The aforementioned authors who studied the long term preservation of supposedly labile components have also highlighted important differences in the preservation potential of the different organic compounds (see review in de Leeuw and Largeau 1993) and the importance for preservation of favourable environmental conditions (Poinar and Stankiewicz 1999). This has also been shown by in situ and experimental fossilisation studies (e.g. Westall et al. 1995; Westall 1997; Toporski et al. 2002; Orange et al. 2009). The latter studies also documented the importance of rapid fossilisation to ensure good preservation of the morphological and molecular traces (e.g. Knoll et al. 1988; Bartley 1996; Schultze-Lam et al. 1995; Toporski et al. 2002; Konhauser et al. 2004; Orange et al. 2009). The results of our present study do not allow forecasting of the long term preservation potential of the organic compounds still present after 1 year of fossilisation. We have not simulated the long and complex diagenetic processes which degrade and transform the OM. However, by providing knowledge on the behaviour of the OM during the first steps of the fossilisation, this study helps to decipher some of the complex processes that took place immediately after the death of the organisms and during the beginning of the fossilisation, which are crucial for allowing the eventual preservation of OM in kerogens or sediments.

Conclusions

Monitoring of the fate of organic matter during the fossilisation of M. jannaschii over the period of a year has provided new information that helps to better assess the mechanisms that take place during fossilisation and the fate of OM during its initial degradation.

With AAs and FAs being the best preserved compounds over the duration of the experimental fossilisation, analyses showed that silica precipitation led to a uniform and global preservation of the OM, with no distinction between the different microbial products (EPS or cells). This observation is particularly noteworthy because the M. jannaschii cells themselves were not well preserved.
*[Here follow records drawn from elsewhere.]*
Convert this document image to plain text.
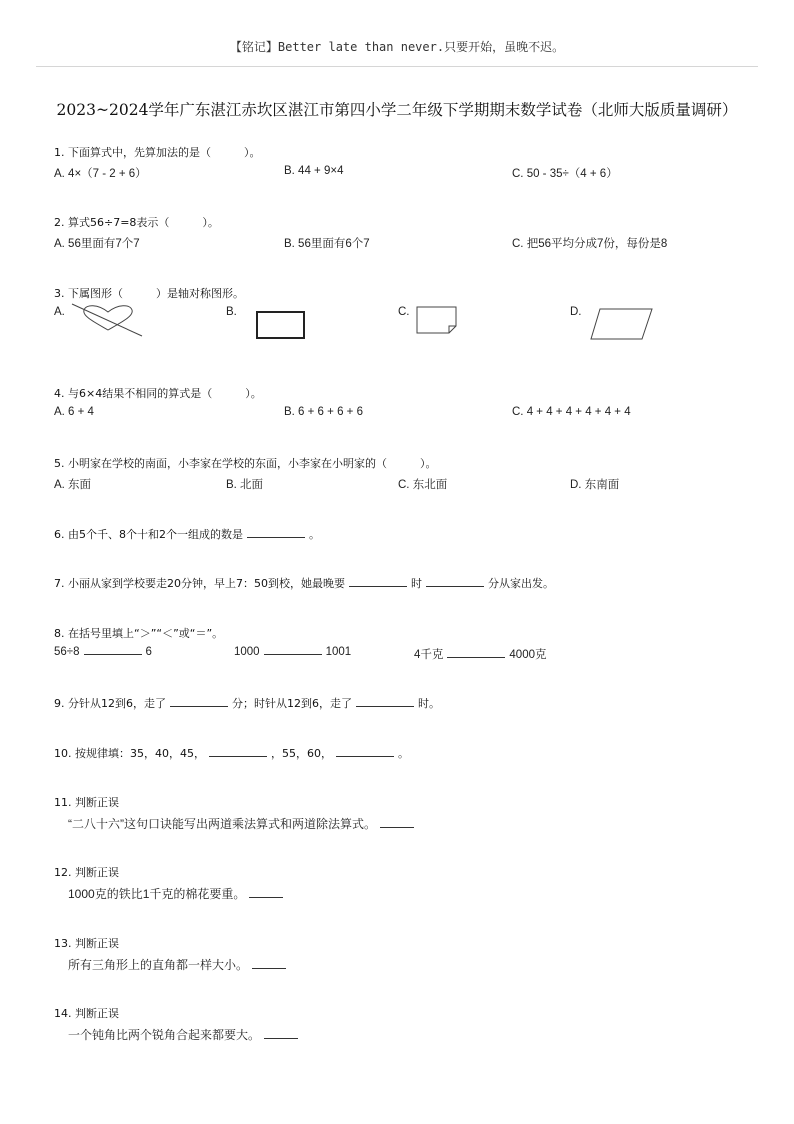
【铭记】Better late than never.只要开始，虽晚不迟。
2023~2024学年广东湛江赤坎区湛江市第四小学二年级下学期期末数学试卷（北师大版质量调研）
1. 下面算式中，先算加法的是（　　　）。
A. 4×（7 - 2 + 6）	B. 44 + 9×4	C. 50 - 35÷（4 + 6）
2. 算式56÷7=8表示（　　　）。
A. 56里面有7个7	B. 56里面有6个7	C. 把56平均分成7份，每份是8
3. 下属图形（　　　）是轴对称图形。
A.	B.	C.	D.
4. 与6×4结果不相同的算式是（　　　）。
A. 6 + 4	B. 6 + 6 + 6 + 6	C. 4 + 4 + 4 + 4 + 4 + 4
5. 小明家在学校的南面，小李家在学校的东面，小李家在小明家的（　　　）。
A. 东面	B. 北面	C. 东北面	D. 东南面
6. 由5个千、8个十和2个一组成的数是	。
7. 小丽从家到学校要走20分钟，早上7：50到校，她最晚要	时	分从家出发。
8. 在括号里填上“＞”“＜”或“＝”。
56÷8	6	1000	1001	4千克	4000克
9. 分针从12到6，走了	分；时针从12到6，走了	时。
10. 按规律填：35，40，45，	，55，60，	。
11. 判断正误
“二八十六”这句口诀能写出两道乘法算式和两道除法算式。
12. 判断正误
1000克的铁比1千克的棉花要重。
13. 判断正误
所有三角形上的直角都一样大小。
14. 判断正误
一个钝角比两个锐角合起来都要大。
Furthermore, our analyses also provided new information concerning the chronology of EPS fossilisation, showing that their preservation was likely due to a very rapid association (within 24 h) between polymerising silica and EPS dissolved in the medium, leading eventually to the precipitation of silica and EPS. Silica clearly played an important role in the preservation of the OM by stabilising it and providing physical protection against possible degrading agents.

This study thus provides new methods and ideas for the detection and the identification of OM during the fossilisation, which could be applied to fossilised remains of microorganisms in soil and in both ancient and recent geothermal formations.